“And what is this horrible thing?” she asked.

“You may as well hear it,” said Louise recklessly. “If I can bear it, I should think you could too. While I was away, Eric wired me he was going out of town for a few days. He didn’t say where. I know now. He was seen at a small hotel in Paris with a—a questionable-looking woman. So our idol has feet of clay.”

There was both bitterness and triumph in her voice. Madame Claire gripped the arms of her chair and tried not to laugh. What should she do? Good had been known to come out of evil. Should she and Eric let Louise think—what she thought? Her crying need was evidently to find Eric in the wrong. Should they let her?

“I won’t say it wasn’t a shock to me,” Louise went on. “It was. I heard it while I was at Mistley. I know that it is true.”

Madame Claire was thinking:

“She is bound to know the facts sooner or later, and then she’ll feel she has been made a fool of—a thing only saints can forgive.

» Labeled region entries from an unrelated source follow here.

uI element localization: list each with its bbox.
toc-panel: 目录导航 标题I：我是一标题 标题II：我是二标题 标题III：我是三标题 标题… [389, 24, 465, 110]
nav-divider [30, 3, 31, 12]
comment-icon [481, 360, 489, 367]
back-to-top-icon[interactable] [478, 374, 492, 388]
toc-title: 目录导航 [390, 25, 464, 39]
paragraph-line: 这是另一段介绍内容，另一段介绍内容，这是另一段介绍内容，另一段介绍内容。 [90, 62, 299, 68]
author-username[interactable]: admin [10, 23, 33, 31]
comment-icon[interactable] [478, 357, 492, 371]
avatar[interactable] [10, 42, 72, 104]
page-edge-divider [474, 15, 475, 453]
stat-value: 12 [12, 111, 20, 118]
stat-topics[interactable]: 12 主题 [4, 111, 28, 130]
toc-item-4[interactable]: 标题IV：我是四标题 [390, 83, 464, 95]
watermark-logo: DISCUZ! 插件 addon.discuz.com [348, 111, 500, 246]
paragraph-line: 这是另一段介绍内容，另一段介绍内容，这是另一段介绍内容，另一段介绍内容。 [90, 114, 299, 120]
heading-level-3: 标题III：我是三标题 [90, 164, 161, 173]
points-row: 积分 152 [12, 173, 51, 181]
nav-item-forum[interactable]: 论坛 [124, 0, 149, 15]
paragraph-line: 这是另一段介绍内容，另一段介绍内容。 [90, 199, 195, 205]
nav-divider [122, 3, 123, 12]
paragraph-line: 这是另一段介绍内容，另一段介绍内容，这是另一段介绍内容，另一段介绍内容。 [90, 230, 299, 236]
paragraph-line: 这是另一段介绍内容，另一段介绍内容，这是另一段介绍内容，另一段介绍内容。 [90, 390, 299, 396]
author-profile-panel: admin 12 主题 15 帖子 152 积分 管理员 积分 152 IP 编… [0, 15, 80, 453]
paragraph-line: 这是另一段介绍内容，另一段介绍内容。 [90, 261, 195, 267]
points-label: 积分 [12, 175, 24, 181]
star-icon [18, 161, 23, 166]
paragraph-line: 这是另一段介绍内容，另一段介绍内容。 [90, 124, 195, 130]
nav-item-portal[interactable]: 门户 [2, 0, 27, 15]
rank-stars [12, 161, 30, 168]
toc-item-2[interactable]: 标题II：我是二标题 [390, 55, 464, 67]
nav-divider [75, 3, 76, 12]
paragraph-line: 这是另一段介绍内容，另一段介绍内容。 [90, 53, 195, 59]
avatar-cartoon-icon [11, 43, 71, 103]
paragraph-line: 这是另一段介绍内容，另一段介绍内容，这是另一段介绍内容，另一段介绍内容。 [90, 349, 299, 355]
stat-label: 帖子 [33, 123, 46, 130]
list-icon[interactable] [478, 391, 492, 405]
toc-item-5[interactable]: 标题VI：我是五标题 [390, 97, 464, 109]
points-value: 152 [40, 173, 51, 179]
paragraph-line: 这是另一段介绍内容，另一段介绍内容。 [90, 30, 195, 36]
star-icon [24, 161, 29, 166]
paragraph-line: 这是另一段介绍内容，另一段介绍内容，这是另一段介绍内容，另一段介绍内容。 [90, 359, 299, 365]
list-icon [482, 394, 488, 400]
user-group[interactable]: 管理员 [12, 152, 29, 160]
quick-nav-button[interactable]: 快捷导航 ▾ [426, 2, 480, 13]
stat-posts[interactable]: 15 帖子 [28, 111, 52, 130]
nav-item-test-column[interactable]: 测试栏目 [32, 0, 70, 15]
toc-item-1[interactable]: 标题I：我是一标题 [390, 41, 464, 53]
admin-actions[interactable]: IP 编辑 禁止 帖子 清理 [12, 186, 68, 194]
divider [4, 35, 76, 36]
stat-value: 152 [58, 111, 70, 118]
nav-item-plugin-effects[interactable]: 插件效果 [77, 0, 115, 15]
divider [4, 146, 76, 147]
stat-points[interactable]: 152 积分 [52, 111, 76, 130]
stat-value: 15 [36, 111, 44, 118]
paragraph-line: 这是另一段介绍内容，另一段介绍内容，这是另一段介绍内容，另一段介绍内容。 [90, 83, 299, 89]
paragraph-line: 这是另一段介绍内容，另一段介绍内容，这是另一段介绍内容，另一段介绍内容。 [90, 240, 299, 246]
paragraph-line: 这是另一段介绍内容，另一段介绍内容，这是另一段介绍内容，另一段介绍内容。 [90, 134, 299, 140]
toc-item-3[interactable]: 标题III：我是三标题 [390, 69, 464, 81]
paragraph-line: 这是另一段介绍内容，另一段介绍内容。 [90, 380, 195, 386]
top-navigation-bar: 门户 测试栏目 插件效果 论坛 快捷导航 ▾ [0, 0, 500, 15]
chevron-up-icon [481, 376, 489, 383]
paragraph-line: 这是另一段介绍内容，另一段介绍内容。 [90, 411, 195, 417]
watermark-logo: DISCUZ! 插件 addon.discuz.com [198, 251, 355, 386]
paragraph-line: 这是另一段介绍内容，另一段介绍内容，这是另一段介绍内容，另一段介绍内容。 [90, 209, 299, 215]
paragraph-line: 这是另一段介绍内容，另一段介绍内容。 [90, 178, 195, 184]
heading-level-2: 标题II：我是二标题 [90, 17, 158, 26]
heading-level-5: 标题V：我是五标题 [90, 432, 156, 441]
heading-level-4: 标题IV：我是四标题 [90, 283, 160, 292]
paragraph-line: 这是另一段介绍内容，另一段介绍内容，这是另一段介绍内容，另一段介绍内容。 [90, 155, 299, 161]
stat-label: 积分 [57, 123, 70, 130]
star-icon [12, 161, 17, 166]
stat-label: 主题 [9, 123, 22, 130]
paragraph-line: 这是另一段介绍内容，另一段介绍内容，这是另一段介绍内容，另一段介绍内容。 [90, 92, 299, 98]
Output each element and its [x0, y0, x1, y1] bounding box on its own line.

And yet, it’s an opportunity of a sort. But what a paltry business!”

“Suppose this were really true, Louise,” she said. “At the moment I am neither denying the possibility of it, nor affirming it. But suppose it were true. How would it affect your feeling for Eric?”

“As a good woman—and I hope I am that—it revolts me. But … perhaps I’ve been hard … perhaps he’s found a lack in me.… I dare say he has.… Oh!” she cried suddenly with real emotion, “I want to forgive him! I would forgive him.”

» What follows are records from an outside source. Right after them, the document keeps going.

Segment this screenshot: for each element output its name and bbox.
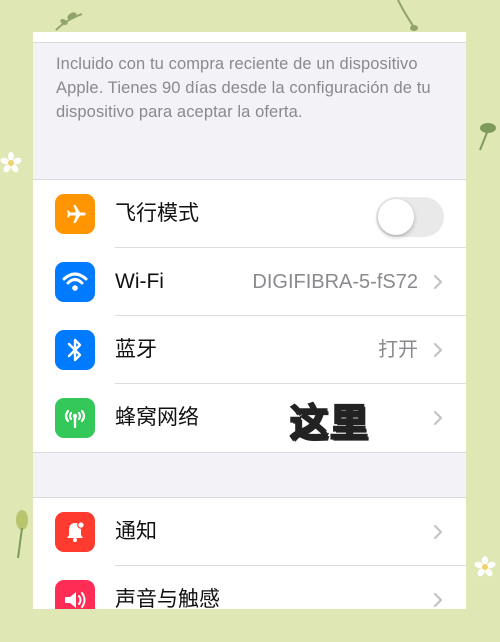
chevron-right-icon (433, 342, 443, 358)
cellular-label: 蜂窝网络 (115, 406, 199, 429)
settings-row-airplane-mode[interactable]: 飞行模式 (33, 180, 466, 248)
notifications-group: 通知 声音与触感 (33, 497, 466, 609)
flower-decoration-left-icon (0, 152, 23, 174)
chevron-right-icon (433, 524, 443, 540)
leaf-decoration-bottom-left-icon (16, 510, 28, 559)
sounds-haptics-label: 声音与触感 (115, 588, 220, 609)
top-divider (33, 32, 466, 43)
wifi-icon (55, 262, 95, 302)
bluetooth-label: 蓝牙 (115, 338, 157, 361)
airplane-icon (55, 194, 95, 234)
settings-row-cellular[interactable]: 蜂窝网络 (33, 384, 466, 452)
chevron-right-icon (433, 410, 443, 426)
chevron-right-icon (433, 592, 443, 608)
notifications-label: 通知 (115, 520, 157, 543)
wifi-network-name: DIGIFIBRA-5-fS72 (252, 271, 418, 293)
airplane-mode-label: 飞行模式 (115, 202, 199, 225)
toggle-knob (378, 199, 414, 235)
leaf-decoration-right-icon (479, 123, 496, 151)
bluetooth-icon (55, 330, 95, 370)
offer-note: Incluido con tu compra reciente de un di… (56, 55, 431, 121)
wifi-label: Wi-Fi (115, 270, 164, 293)
bell-icon (55, 512, 95, 552)
flower-decoration-right-icon (473, 556, 497, 578)
settings-row-wifi[interactable]: Wi-Fi DIGIFIBRA-5-fS72 (33, 248, 466, 316)
speaker-icon (55, 580, 95, 609)
leaf-decoration-top-left-icon (55, 12, 83, 31)
airplane-mode-toggle[interactable] (376, 197, 444, 237)
cellular-antenna-icon (55, 398, 95, 438)
leaf-decoration-top-right-icon (397, 0, 418, 31)
bluetooth-status: 打开 (378, 339, 418, 361)
chevron-right-icon (433, 274, 443, 290)
settings-row-bluetooth[interactable]: 蓝牙 打开 (33, 316, 466, 384)
connectivity-group: 飞行模式 Wi-Fi DIGIFIBRA-5-fS72 蓝牙 打开 蜂窝网络 (33, 179, 466, 453)
settings-row-sounds[interactable]: 声音与触感 (33, 566, 466, 609)
settings-row-notifications[interactable]: 通知 (33, 498, 466, 566)
settings-screen: Incluido con tu compra reciente de un di… (33, 32, 466, 609)
annotation-caption: 这里 (289, 400, 371, 446)
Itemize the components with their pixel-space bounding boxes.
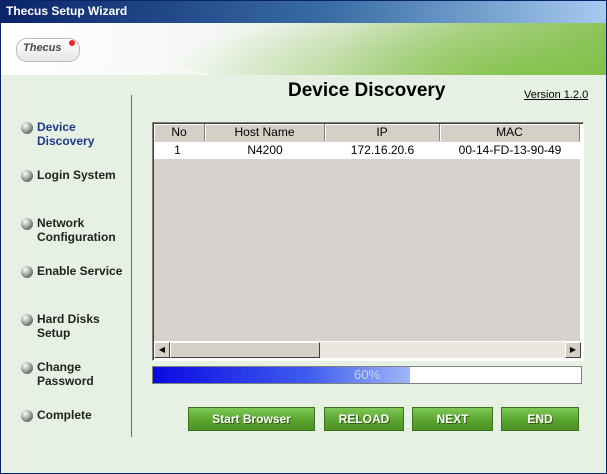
next-button[interactable]: NEXT xyxy=(412,407,493,431)
step-bullet-icon xyxy=(21,170,33,182)
end-button[interactable]: END xyxy=(501,407,579,431)
step-change-password[interactable]: Change Password xyxy=(21,360,132,388)
logo-mark-icon xyxy=(69,40,75,46)
step-bullet-icon xyxy=(21,266,33,278)
step-hard-disks-setup[interactable]: Hard Disks Setup xyxy=(21,312,132,340)
discovery-progress-bar: 60% xyxy=(152,366,582,384)
step-label: Network Configuration xyxy=(37,216,116,244)
logo-text: Thecus xyxy=(23,42,62,54)
column-header-ip[interactable]: IP xyxy=(325,124,440,141)
scrollbar-thumb[interactable] xyxy=(170,342,320,358)
scroll-right-icon[interactable]: ▶ xyxy=(565,342,581,358)
step-label: Complete xyxy=(37,408,92,422)
start-browser-button[interactable]: Start Browser xyxy=(188,407,315,431)
progress-label: 60% xyxy=(353,367,381,382)
step-label: Enable Service xyxy=(37,264,123,278)
step-bullet-icon xyxy=(21,218,33,230)
step-bullet-icon xyxy=(21,410,33,422)
sidebar-divider xyxy=(131,95,132,437)
column-header-host-name[interactable]: Host Name xyxy=(205,124,325,141)
horizontal-scrollbar[interactable]: ◀ ▶ xyxy=(154,342,581,358)
device-list-header: No Host Name IP MAC xyxy=(154,124,580,141)
wizard-steps-sidebar: Device Discovery Login System Network Co… xyxy=(1,75,132,473)
window-title: Thecus Setup Wizard xyxy=(6,4,128,18)
step-complete[interactable]: Complete xyxy=(21,408,132,422)
version-link[interactable]: Version 1.2.0 xyxy=(524,89,588,101)
table-row[interactable]: 1 N4200 172.16.20.6 00-14-FD-13-90-49 xyxy=(154,142,580,159)
step-device-discovery[interactable]: Device Discovery xyxy=(21,120,132,148)
column-header-no[interactable]: No xyxy=(154,124,205,141)
step-enable-service[interactable]: Enable Service xyxy=(21,264,132,278)
cell-host-name: N4200 xyxy=(247,143,283,157)
scroll-left-icon[interactable]: ◀ xyxy=(154,342,170,358)
reload-button[interactable]: RELOAD xyxy=(324,407,404,431)
step-label: Hard Disks Setup xyxy=(37,312,100,340)
device-list-body xyxy=(154,141,580,341)
column-header-mac[interactable]: MAC xyxy=(440,124,580,141)
cell-no: 1 xyxy=(174,143,181,157)
step-label: Device Discovery xyxy=(37,120,95,148)
cell-ip: 172.16.20.6 xyxy=(350,143,415,157)
device-list[interactable]: No Host Name IP MAC 1 N4200 172.16.20.6 … xyxy=(152,122,584,361)
thecus-logo: Thecus xyxy=(16,38,80,62)
step-network-configuration[interactable]: Network Configuration xyxy=(21,216,132,244)
setup-wizard-window: Thecus Setup Wizard Thecus Device Discov… xyxy=(0,0,607,474)
step-label: Login System xyxy=(37,168,116,182)
step-bullet-icon xyxy=(21,122,33,134)
step-bullet-icon xyxy=(21,314,33,326)
step-label: Change Password xyxy=(37,360,94,388)
page-title: Device Discovery xyxy=(288,80,446,101)
step-bullet-icon xyxy=(21,362,33,374)
cell-mac: 00-14-FD-13-90-49 xyxy=(458,143,562,157)
step-login-system[interactable]: Login System xyxy=(21,168,132,182)
banner-swoosh xyxy=(161,23,606,75)
title-bar[interactable]: Thecus Setup Wizard xyxy=(1,1,606,23)
header-banner: Thecus xyxy=(1,23,606,75)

Madame Claire felt she was hearing something she had no right to hear. She must leave this to Eric. Stupid mistake as it was, it might be the means of clearing the air. She would have nothing to do with it.

“My dear,” she said, “I am going to forget you have told me this. Later you’ll understand why. I think the whole thing can be explained, but for your explanation I prefer you should go to Eric. It concerns him the most.”